Published Jun. 16, 2016 2:57 p.m. ET

For the first time ever at a major tournament, England won a match they trailed at halftime. Gareth Bale's first half tally was canceled out by Jamie Vardy and Daniel Sturridge goals that have almost assuredly booked the Three Lions' place in the knockout stages. And with that, the old, self-defeating England, was gone.

It was quite the change from the England we saw in their tournament opener, bossing Russia for most of the match and going ahead 1-0 before conceding in stoppage time and having to settle for a disappointing draw. Even when they were smooth, creative and skillful on the ball, brilliant through the midfield and all-around excellent, they still managed to capitulate. It was the England we all knew and expected to see. The old, self-defeating England.

Two matches into the Euros, England have been both full England and anti-England. So what's the real England?

To find the real England, you probably have to ignore history. As bizarre as that sounds -- and as much as that becomes a real cramp on getting the jokes out -- it's hard to call this England team like the England teams of the past.


The Three Lions have real quality through the middle of the pitch with an overabundance of skill in both the midfield and at forward. Whereas England traditionally rely on physicality, grit, rigidity and organization, this team has creativity, versatility and are capable of interchange that causes opponents hell.

More than what they can do on the pitch, though, this team is different because of who they are. The Three Lions are extraordinarily young, with seven starters 26 years old or younger. Nine players on the roster got their first cap in the last two years.

It's hard to imagine the likes of Dele Alli, Jamie Vardy, Harry Kane, Danny Rose or Eric Dier being affected much by David Beckham's red card, missed penalties or the Hand of God. They were children or not even born when England bottled it on the grandest of stages and have already shown at the club level, with Tottenham and Leicester, that they can overcome the narrative and outside beliefs of constant imminent failure. The mentality and propensity for collapsing under pressure that has so long defined England is irrelevant to too many of these players. And then there's the fact that, well beyond just the younger players, they are much more talented than almost every England team of the last several decades.

There are still flaws in the squad and, while the team looks plenty capable of getting out of their own way, Roy Hodgson may not be. Starting Wayne Rooney entirely because he is Wayne Rooney is peak England and a throwback to the old mentality that has tripped the Three Lions up before. So is the belief that they need to play with width, pumping the ball out wide to fullbacks for crosses, only for them to fail repeatedly.

Maybe finally seeing beautiful central interchange lead to a winning goal will change Hodgson's mind and make him embrace this new England. Then they could very well challenge for the championship, or at the very least find their way into the semifinals.

But it's that focus on the new England that matters. Because this is a new England, no matter how much we want to harp on the failures of the Three Lions in the past.

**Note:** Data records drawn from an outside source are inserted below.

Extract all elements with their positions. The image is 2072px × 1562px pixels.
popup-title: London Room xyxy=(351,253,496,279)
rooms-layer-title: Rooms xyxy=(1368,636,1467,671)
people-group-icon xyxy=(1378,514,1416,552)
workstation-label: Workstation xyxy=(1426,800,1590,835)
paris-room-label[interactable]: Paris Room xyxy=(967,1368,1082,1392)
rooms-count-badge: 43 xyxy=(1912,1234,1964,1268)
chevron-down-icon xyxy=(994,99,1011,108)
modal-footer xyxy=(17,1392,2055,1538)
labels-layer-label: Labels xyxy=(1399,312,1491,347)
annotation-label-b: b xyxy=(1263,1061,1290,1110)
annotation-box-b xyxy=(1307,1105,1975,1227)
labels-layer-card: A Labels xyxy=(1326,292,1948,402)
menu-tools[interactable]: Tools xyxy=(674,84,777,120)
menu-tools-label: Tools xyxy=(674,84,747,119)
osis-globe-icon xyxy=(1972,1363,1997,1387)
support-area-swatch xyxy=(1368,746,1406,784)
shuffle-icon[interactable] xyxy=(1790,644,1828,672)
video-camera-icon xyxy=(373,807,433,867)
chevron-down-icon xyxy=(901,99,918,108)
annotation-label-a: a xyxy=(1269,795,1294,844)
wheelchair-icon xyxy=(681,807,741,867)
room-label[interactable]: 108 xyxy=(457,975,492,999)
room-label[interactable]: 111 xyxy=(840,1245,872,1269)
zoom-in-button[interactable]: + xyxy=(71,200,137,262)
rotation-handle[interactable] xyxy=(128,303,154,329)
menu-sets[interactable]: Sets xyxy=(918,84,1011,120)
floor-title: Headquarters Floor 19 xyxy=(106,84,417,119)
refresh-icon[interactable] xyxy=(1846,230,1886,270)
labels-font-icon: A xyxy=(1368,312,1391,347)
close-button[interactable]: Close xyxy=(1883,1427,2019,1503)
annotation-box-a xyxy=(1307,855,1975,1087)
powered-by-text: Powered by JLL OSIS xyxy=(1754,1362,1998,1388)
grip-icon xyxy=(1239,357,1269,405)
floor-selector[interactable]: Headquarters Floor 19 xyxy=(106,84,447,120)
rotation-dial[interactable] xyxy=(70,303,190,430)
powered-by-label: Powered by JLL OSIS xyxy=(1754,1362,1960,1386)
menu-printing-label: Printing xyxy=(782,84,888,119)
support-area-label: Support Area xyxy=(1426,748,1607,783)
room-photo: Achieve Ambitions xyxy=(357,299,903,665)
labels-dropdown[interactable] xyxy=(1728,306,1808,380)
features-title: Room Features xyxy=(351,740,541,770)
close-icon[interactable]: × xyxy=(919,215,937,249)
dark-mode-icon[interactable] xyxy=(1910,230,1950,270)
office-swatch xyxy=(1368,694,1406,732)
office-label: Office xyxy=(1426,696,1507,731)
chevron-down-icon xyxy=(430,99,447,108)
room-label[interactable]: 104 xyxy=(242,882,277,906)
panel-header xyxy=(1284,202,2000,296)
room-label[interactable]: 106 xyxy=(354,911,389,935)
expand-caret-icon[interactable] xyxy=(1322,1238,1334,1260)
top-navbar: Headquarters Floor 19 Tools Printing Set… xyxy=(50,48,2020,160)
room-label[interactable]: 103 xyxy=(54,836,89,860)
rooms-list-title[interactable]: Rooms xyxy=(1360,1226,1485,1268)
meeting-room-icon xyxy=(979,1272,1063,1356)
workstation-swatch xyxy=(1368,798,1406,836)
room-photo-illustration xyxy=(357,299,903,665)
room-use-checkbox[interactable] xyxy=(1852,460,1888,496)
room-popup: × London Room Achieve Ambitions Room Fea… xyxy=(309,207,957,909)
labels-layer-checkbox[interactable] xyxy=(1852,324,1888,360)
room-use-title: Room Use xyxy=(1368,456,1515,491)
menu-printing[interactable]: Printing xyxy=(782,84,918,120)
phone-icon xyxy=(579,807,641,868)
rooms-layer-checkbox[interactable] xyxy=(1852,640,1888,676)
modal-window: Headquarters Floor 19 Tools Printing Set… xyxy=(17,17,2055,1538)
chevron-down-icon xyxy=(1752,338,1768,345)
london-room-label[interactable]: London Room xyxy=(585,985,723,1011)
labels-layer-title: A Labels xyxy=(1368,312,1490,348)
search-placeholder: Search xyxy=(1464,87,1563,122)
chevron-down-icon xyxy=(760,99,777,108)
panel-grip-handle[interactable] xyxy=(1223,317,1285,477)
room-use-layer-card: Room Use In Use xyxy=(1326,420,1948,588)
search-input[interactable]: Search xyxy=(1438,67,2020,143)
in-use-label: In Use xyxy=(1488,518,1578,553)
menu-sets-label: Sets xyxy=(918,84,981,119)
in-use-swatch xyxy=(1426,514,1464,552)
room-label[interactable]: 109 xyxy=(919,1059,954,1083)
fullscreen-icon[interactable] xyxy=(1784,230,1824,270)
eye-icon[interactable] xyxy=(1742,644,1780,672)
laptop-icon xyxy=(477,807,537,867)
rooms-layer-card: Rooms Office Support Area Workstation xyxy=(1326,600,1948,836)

It's been the way of international tournament life for so long that it's hard to throw away, but it's time to do so. At least with this team.

If this was the same ol' England, they wouldn't have beaten Wales. They would have turned their dominant play over Russia into a draw and then followed it up with another disappointing result against Gareth Bale and Co. But despite their struggles on Thursday putting them behind at the half, a situation they had never gone on to win from before -- their overabundance of talent, persistence and continued pressure paid off to just about wrap up a place in the knockout stages with a match to spare.

England could be great. They could falter. They may win the Euros or they may go out in the Round of 16. Any number of things could happen, but however things play out, it won't be because of what happened to England in the past. This is a new England, set on succeeding or failing all on their own, in their very own way.